In probability, the mutually exclusive meaning is that two events cannot occur in the same trial: there is no shared outcome that belongs to both events. Equivalently, the intersection of the events is empty.
Definition (set and probability form)
Let \(A\) and \(B\) be events (subsets of a sample space \(S\)). Events \(A\) and \(B\) are mutually exclusive (also called disjoint events) if:
\[ A \cap B = \varnothing \quad\Longleftrightarrow\quad P(A \cap B) = 0. \]
How it changes the addition rule
For any two events, the union-of-events addition rule is:
\[ P(A \cup B) = P(A) + P(B) - P(A \cap B). \]

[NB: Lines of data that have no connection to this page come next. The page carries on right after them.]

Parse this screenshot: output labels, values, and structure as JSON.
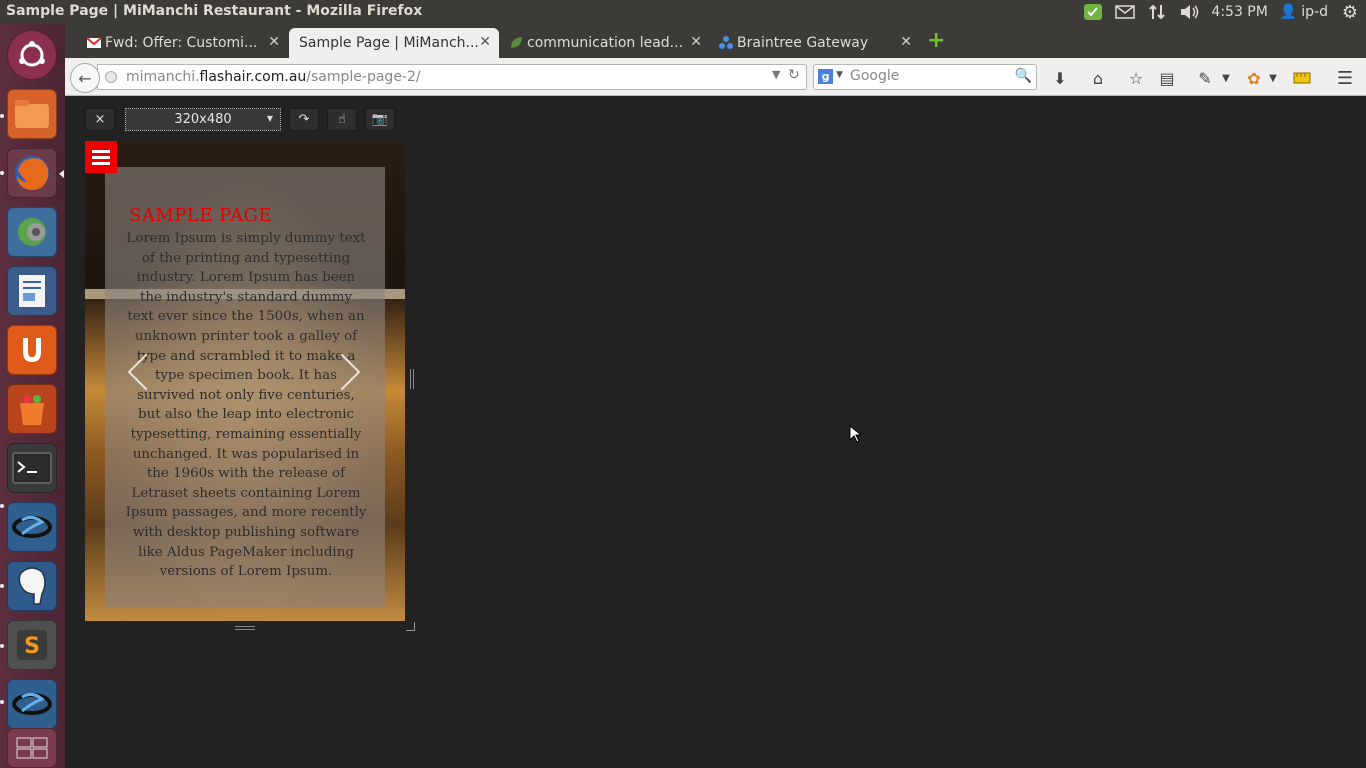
{
  "window": {
    "title": "Sample Page | MiManchi Restaurant - Mozilla Firefox"
  },
  "panel": {
    "time": "4:53 PM",
    "user": "ip-d"
  },
  "tabs": [
    {
      "label": "Fwd: Offer: Customi...",
      "icon": "gmail-icon",
      "active": false
    },
    {
      "label": "Sample Page | MiManch...",
      "icon": "none",
      "active": true
    },
    {
      "label": "communication lead...",
      "icon": "leaf-icon",
      "active": false
    },
    {
      "label": "Braintree Gateway",
      "icon": "braintree-icon",
      "active": false
    }
  ],
  "navbar": {
    "url_prefix": "mimanchi.",
    "url_host": "flashair.com.au",
    "url_path": "/sample-page-2/",
    "search_placeholder": "Google"
  },
  "responsive_toolbar": {
    "close_label": "×",
    "size_value": "320x480"
  },
  "page": {
    "heading": "SAMPLE PAGE",
    "body": "Lorem Ipsum is simply dummy text of the printing and typesetting industry. Lorem Ipsum has been the industry's standard dummy text ever since the 1500s, when an unknown printer took a galley of type and scrambled it to make a type specimen book. It has survived not only five centuries, but also the leap into electronic typesetting, remaining essentially unchanged. It was popularised in the 1960s with the release of Letraset sheets containing Lorem Ipsum passages, and more recently with desktop publishing software like Aldus PageMaker including versions of Lorem Ipsum."
  },
  "launcher": [
    "ubuntu-dash-icon",
    "files-icon",
    "firefox-icon",
    "system-settings-icon",
    "writer-icon",
    "ubuntu-one-icon",
    "software-center-icon",
    "terminal-icon",
    "app-s-icon",
    "postgres-icon",
    "sublime-icon",
    "app-s2-icon",
    "workspace-icon"
  ],
  "colors": {
    "accent_red": "#ee0000",
    "heading_red": "#e00000",
    "launcher_bg": "#5d2f3f",
    "panel_bg": "#3c3b37"
  }
}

Under the mutually exclusive meaning, \(P(A \cap B)=0\), so the formula simplifies to:
\[ P(A \cup B) = P(A) + P(B). \]
Worked example (die roll)
Consider one roll of a fair six-sided die with sample space \(S=\{1,2,3,4,5,6\}\) (all outcomes equally likely).
| Event | Definition | Probability | Mutually exclusive with the other? |
|---|---|---|---|
| \(A\) | Even number \(\{2,4,6\}\) | \(P(A)=\frac{3}{6}=\frac{1}{2}\) | No, because \(A \cap B=\{2\}\neq\varnothing\) |
| \(B\) | Prime number \(\{2,3,5\}\) | \(P(B)=\frac{3}{6}=\frac{1}{2}\) | |
| \(C\) | Roll a 1 \(\{1\}\) | \(P(C)=\frac{1}{6}\) | Yes, because \(C \cap D=\varnothing\) |
| \(D\) | Roll a 6 \(\{6\}\) | \(P(D)=\frac{1}{6}\) |
For \(A\) and \(B\), the addition rule must subtract the overlap:
\[ P(A \cup B)=P(A)+P(B)-P(A \cap B) =\frac{1}{2}+\frac{1}{2}-\frac{1}{6} =\frac{5}{6}. \]
For \(C\) and \(D\), the mutually exclusive meaning applies, so the overlap term is zero:
\[ P(C \cup D)=P(C)+P(D)=\frac{1}{6}+\frac{1}{6}=\frac{1}{3}. \]
Common pitfalls and a key contrast
Mutually exclusive vs independent
- Mutually exclusive means \(P(A \cap B)=0\).
- Independent means \(P(A \cap B)=P(A)\cdot P(B)\).
- If \(P(A)>0\) and \(P(B)>0\), then mutually exclusive events cannot be independent because \(0 \neq P(A)\cdot P(B)\).